In the alternative, if the defendant were to argue that the plaintiffs were never “given” the disclosures of the second transaction (it was not disputed by defendants that the disclosures were not handed to the plaintiffs but only shown) so as to avoid liability under transaction number one THEN there were never TILA disclosures ever provided for transaction number two, which is the one that was in effect on the day of the hearing. Once the plaintiff has demonstrated that there is a potential violation of the act, then the burden shifts to the defendant to demonstrate compliance. This has not been done.

It is generally held that a lender bears the burden of providing compliance with the requirements of the TILA. Where the creditor has produced an acknowledged copy of a TILA Disclosure Statement, the burden is on the consumer to prove non-receipt. However, the unrebutted testimony of a debtor may be sufficient to support a finding that the required TILA disclosures were not given, even where a disclosure statement is produced. In re Williams, 232 B.R. 629, 640 (Bankr. E.D. Pa. 1999) aff’d as corrected and remanded sub nom. Williams v. Gelt Fin. Corp., 237 B.R. 590 (E.D. Pa. 1999).

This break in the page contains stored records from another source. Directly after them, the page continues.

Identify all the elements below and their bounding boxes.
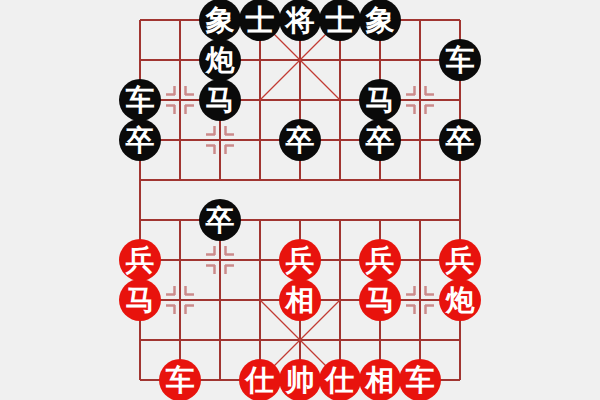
piece-glyph: 兵 (446, 246, 475, 275)
piece-glyph: 马 (206, 86, 235, 115)
piece-glyph: 炮 (446, 286, 475, 315)
piece-glyph: 帅 (286, 366, 315, 395)
piece-glyph: 马 (366, 286, 395, 315)
piece-glyph: 卒 (366, 126, 395, 155)
piece-glyph: 炮 (206, 46, 235, 75)
piece-glyph: 士 (246, 6, 275, 35)
red-horse[interactable]: 马 (119, 279, 161, 321)
black-general[interactable]: 将 (279, 0, 321, 41)
piece-glyph: 卒 (126, 126, 155, 155)
black-elephant[interactable]: 象 (359, 0, 401, 41)
red-general[interactable]: 帅 (279, 359, 321, 400)
red-soldier[interactable]: 兵 (439, 239, 481, 281)
piece-glyph: 车 (406, 366, 435, 395)
piece-glyph: 兵 (126, 246, 155, 275)
black-soldier[interactable]: 卒 (199, 199, 241, 241)
black-soldier[interactable]: 卒 (119, 119, 161, 161)
red-advisor[interactable]: 仕 (319, 359, 361, 400)
piece-glyph: 仕 (326, 366, 355, 395)
black-advisor[interactable]: 士 (239, 0, 281, 41)
black-horse[interactable]: 马 (199, 79, 241, 121)
piece-glyph: 仕 (246, 366, 275, 395)
piece-glyph: 卒 (446, 126, 475, 155)
piece-glyph: 兵 (286, 246, 315, 275)
black-horse[interactable]: 马 (359, 79, 401, 121)
red-cannon[interactable]: 炮 (439, 279, 481, 321)
black-chariot[interactable]: 车 (439, 39, 481, 81)
black-soldier[interactable]: 卒 (439, 119, 481, 161)
black-cannon[interactable]: 炮 (199, 39, 241, 81)
black-soldier[interactable]: 卒 (279, 119, 321, 161)
piece-glyph: 车 (126, 86, 155, 115)
piece-glyph: 相 (286, 286, 315, 315)
piece-glyph: 兵 (366, 246, 395, 275)
xiangqi-board: 象士将士象炮车车马马卒卒卒卒卒兵兵兵兵马相马炮车仕帅仕相车 (120, 0, 480, 400)
red-elephant[interactable]: 相 (359, 359, 401, 400)
red-chariot[interactable]: 车 (159, 359, 201, 400)
piece-glyph: 相 (366, 366, 395, 395)
black-elephant[interactable]: 象 (199, 0, 241, 41)
piece-glyph: 将 (286, 6, 315, 35)
red-chariot[interactable]: 车 (399, 359, 441, 400)
black-chariot[interactable]: 车 (119, 79, 161, 121)
red-soldier[interactable]: 兵 (279, 239, 321, 281)
piece-glyph: 车 (166, 366, 195, 395)
red-elephant[interactable]: 相 (279, 279, 321, 321)
piece-glyph: 马 (366, 86, 395, 115)
red-soldier[interactable]: 兵 (119, 239, 161, 281)
black-advisor[interactable]: 士 (319, 0, 361, 41)
piece-glyph: 象 (206, 6, 235, 35)
piece-glyph: 象 (366, 6, 395, 35)
piece-glyph: 卒 (206, 206, 235, 235)
piece-grid: 象士将士象炮车车马马卒卒卒卒卒兵兵兵兵马相马炮车仕帅仕相车 (120, 0, 480, 400)
piece-glyph: 马 (126, 286, 155, 315)
red-horse[interactable]: 马 (359, 279, 401, 321)
piece-glyph: 卒 (286, 126, 315, 155)
red-soldier[interactable]: 兵 (359, 239, 401, 281)
black-soldier[interactable]: 卒 (359, 119, 401, 161)
piece-glyph: 车 (446, 46, 475, 75)
piece-glyph: 士 (326, 6, 355, 35)
red-advisor[interactable]: 仕 (239, 359, 281, 400)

The dealer’s conduct was appalling! There is barely a law they did not violate. The advertisement and the terms contained therein were in violation of New Jersey Law. The dealer had the plaintiff sign two completely separate contracts at the same time. The dealer processed the second transaction when the plaintiff told them to cancel the deal. The dealer interfered with the plaintiff’s contract, which had been assigned to the bank. The dealer lied about the trade value. All of the paperwork says the plaintiff was promised $9,291 for the trade BUT they claim the plaintiff was told $6,500. The dealer admits the contract was reverse-engineered. There was more than consumer fraud; there was admitted fraud, which entitles the plaintiff to punitive damages.